Les Libanais accueillent 2023 alors que l'inquiétude grandit quant au sort du pays en crise

  • Le conflit dans la région « peut nous conduire à une plus grande fragmentation », selon un analyste
  • « Ceux qui restent au Liban sont ceux qui n'ont pas le luxe de partir », déclare un militant

BEYROUTH : Des millions de personnes à travers le Liban se sont rassemblées samedi dans les marchés, les restaurants et les lieux de vie nocturne pour accueillir la nouvelle année. Mais malgré la bonne humeur et l'optimisme, 2022 a été une période difficile pour la plupart des habitants du pays et les perspectives pour 2023 restent sombres.

Arab News s'est entretenu avec des intellectuels, des universitaires et des militants pour connaître leur point de vue sur ce que réserve l'année à venir.

L'universitaire Bashir Esmat a déclaré qu'il craignait « l'effondrement complet de l'État libanais en 2023, car la classe politique au pouvoir est devenue impuissante et n’a pas d’alternative, tandis que les institutions de l'État ne peuvent être reconstruites avec de vieilles pierres, d'autant plus que le même équilibre des pouvoirs continue de régner. »

Il a ajouté : « Ceux qui ont pris les rênes du pouvoir au Liban pendant des décennies ont négligé le pays. Ils ont détruit la classe moyenne. Le Hezbollah est le décideur politique et le gouverneur de la banque centrale contrôle l’économie. Ceux qui défendent le Liban sont devenus des groupes sans valeur ».

« Ce qui s'est passé au cours de l'année dernière suffit à le prouver. Le Liban n'est pas en mesure de survivre dans sa structure actuelle, et le conflit dans la région peut nous conduire à une plus grande fragmentation. »

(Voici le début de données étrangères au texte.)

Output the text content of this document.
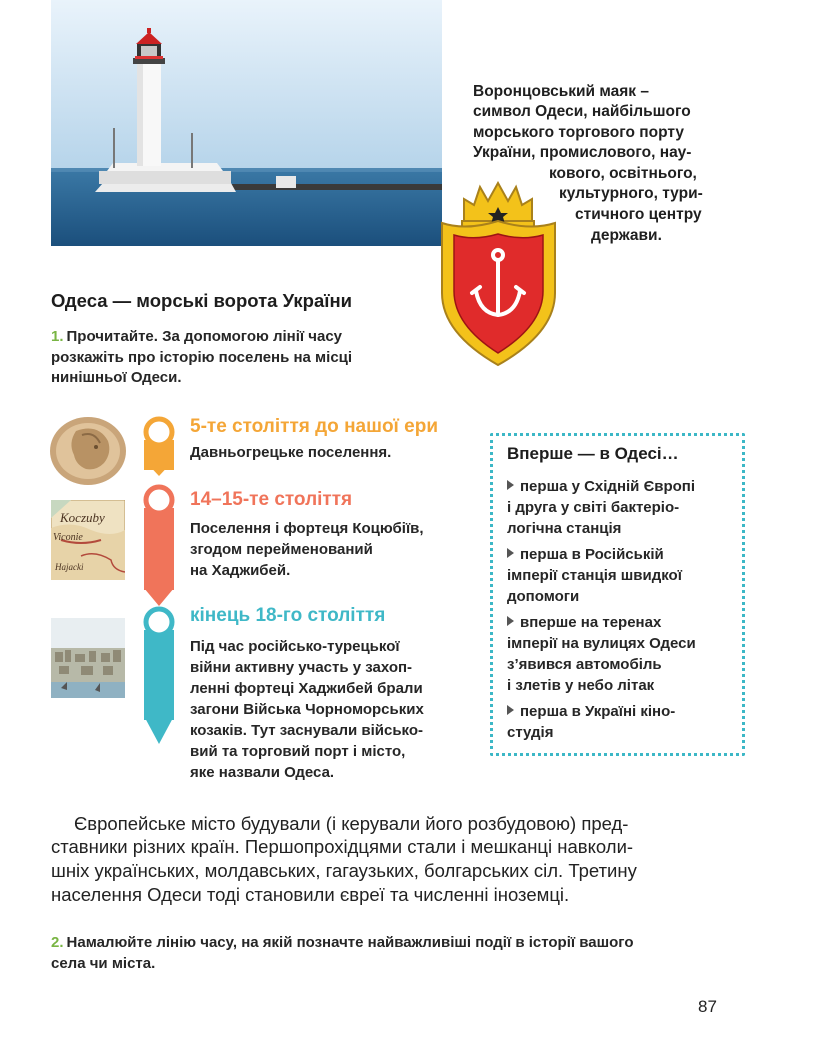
Воронцовський маяк –
символ Одеси, найбільшого
морського торгового порту
України, промислового, нау-
кового, освітнього,
культурного, тури-
стичного центру
держави.
Одеса — морські ворота України
1. Прочитайте. За допомогою лінії часу
розкажіть про історію поселень на місці
нинішньої Одеси.
Koczuby
Viconie
Hajacki
5-те століття до нашої ери
Давньогрецьке поселення.
14–15-те століття
Поселення і фортеця Коцюбіїв,
згодом перейменований
на Хаджибей.
кінець 18-го століття
Під час російсько-турецької
війни активну участь у захоп-
ленні фортеці Хаджибей брали
загони Війська Чорноморських
козаків. Тут заснували військо-
вий та торговий порт і місто,
яке назвали Одеса.
Вперше — в Одесі…
перша у Східній Європі
і друга у світі бактеріо-
логічна станція
перша в Російській
імперії станція швидкої
допомоги
вперше на теренах
імперії на вулицях Одеси
з’явився автомобіль
і злетів у небо літак
перша в Україні кіно-
студія
Європейське місто будували (і керували його розбудовою) пред-
ставники різних країн. Першопрохідцями стали і мешканці навколи-
шніх українських, молдавських, гагаузьких, болгарських сіл. Третину
населення Одеси тоді становили євреї та численні іноземці.
2. Намалюйте лінію часу, на якій позначте найважливіші події в історії вашого
села чи міста.
87
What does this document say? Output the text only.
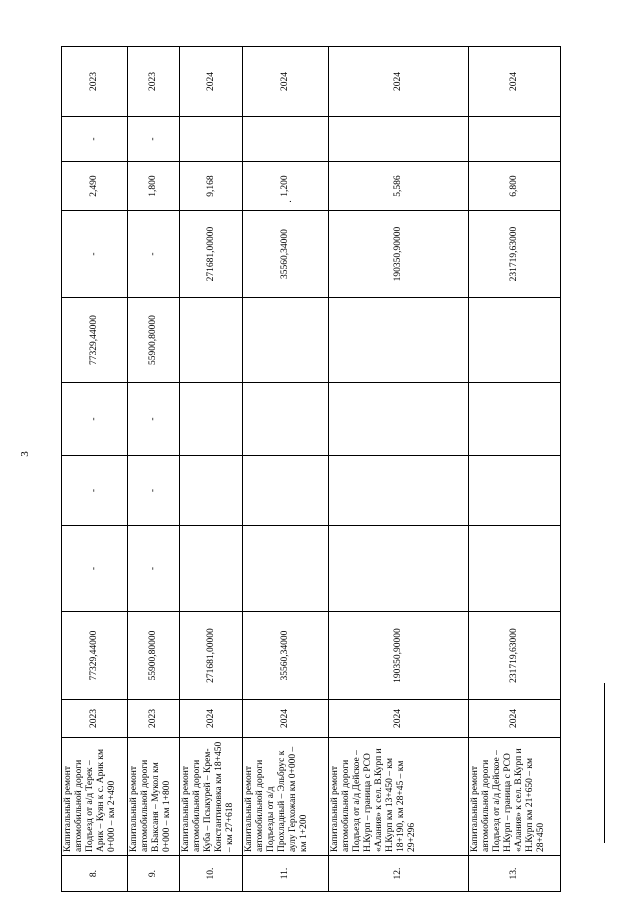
3
·
8.	Капитальный ремонт автомобильной дороги Подъезд от а/д Терек – Арик – Куян к с. Арик км 0+000 – км 2+490	2023	77329,44000	-	-	-	77329,44000	-	2,490	-	2023
9.	Капитальный ремонт автомобильной дороги В.Баксаня – Мукол км 0+000 – км 1+800	2023	55900,80000	-	-	-	55900,80000	-	1,800	-	2023
10.	Капитальный ремонт автомобильной дороги Куба – Псыкурей – Крем-Константиновка км 18+450 – км 27+618	2024	271681,00000					271681,00000	9,168		2024
11.	Капитальный ремонт автомобильной дороги Подъезды от а/д Прохладный – Эльбрус к аулу Герхожан км 0+000 – км 1+200	2024	35560,34000					35560,34000	1,200		2024
12.	Капитальный ремонт автомобильной дороги Подъезд от а/д Дейское – Н.Курп – граница с РСО «Алания» к сел. В.Курп и Н.Курп км 13+450 – км 18+190, км 28+45 – км 29+296	2024	190350,90000					190350,90000	5,586		2024
13.	Капитальный ремонт автомобильной дороги Подъезд от а/д Дейское – Н.Курп – граница с РСО «Алания» к сел. В.Курп и Н.Курп км 21+650 – км 28+450	2024	231719,63000					231719,63000	6,800		2024
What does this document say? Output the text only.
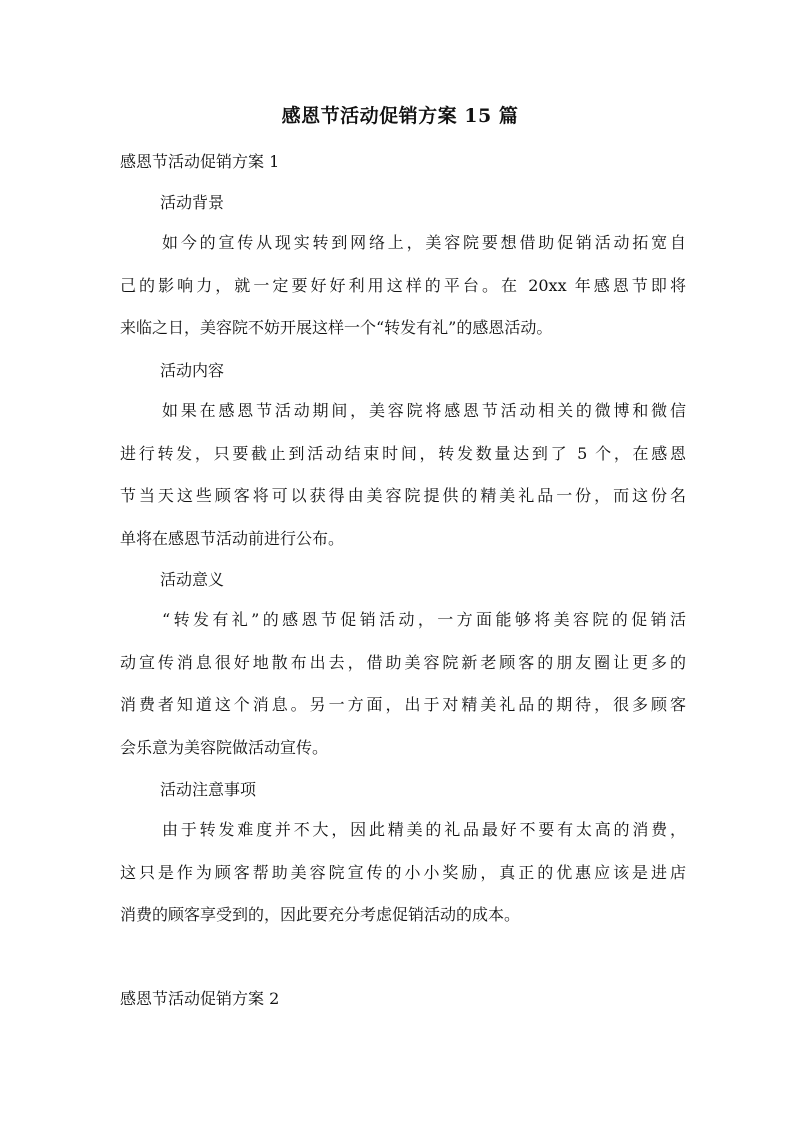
感恩节活动促销方案 15 篇
感恩节活动促销方案 1
活动背景
如今的宣传从现实转到网络上，美容院要想借助促销活动拓宽自
己的影响力，就一定要好好利用这样的平台。在 20xx 年感恩节即将
来临之日，美容院不妨开展这样一个“转发有礼”的感恩活动。
活动内容
如果在感恩节活动期间，美容院将感恩节活动相关的微博和微信
进行转发，只要截止到活动结束时间，转发数量达到了 5 个，在感恩
节当天这些顾客将可以获得由美容院提供的精美礼品一份，而这份名
单将在感恩节活动前进行公布。
活动意义
“转发有礼”的感恩节促销活动，一方面能够将美容院的促销活
动宣传消息很好地散布出去，借助美容院新老顾客的朋友圈让更多的
消费者知道这个消息。另一方面，出于对精美礼品的期待，很多顾客
会乐意为美容院做活动宣传。
活动注意事项
由于转发难度并不大，因此精美的礼品最好不要有太高的消费，
这只是作为顾客帮助美容院宣传的小小奖励，真正的优惠应该是进店
消费的顾客享受到的，因此要充分考虑促销活动的成本。
感恩节活动促销方案 2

L'intellectuel Youssef Bazzi a déclaré que depuis 2019, date du début de la crise libanaise, il avait perdu toute envie de prendre part aux affaires publiques.

« Je suis pessimiste quant à la possibilité d'apporter des changements ou des réformes, et je commence à croire que le Liban est une idée qui n'est plus viable », a-t-il déclaré.

L'avocat Ashraf Al-Moussawi a déclaré : « Je suis préoccupé par l'effondrement des autorités judiciaires au Liban et la perte de confiance dans la justice. La nouvelle année va affaiblir, à mon avis, la confiance des citoyens dans le système judiciaire. »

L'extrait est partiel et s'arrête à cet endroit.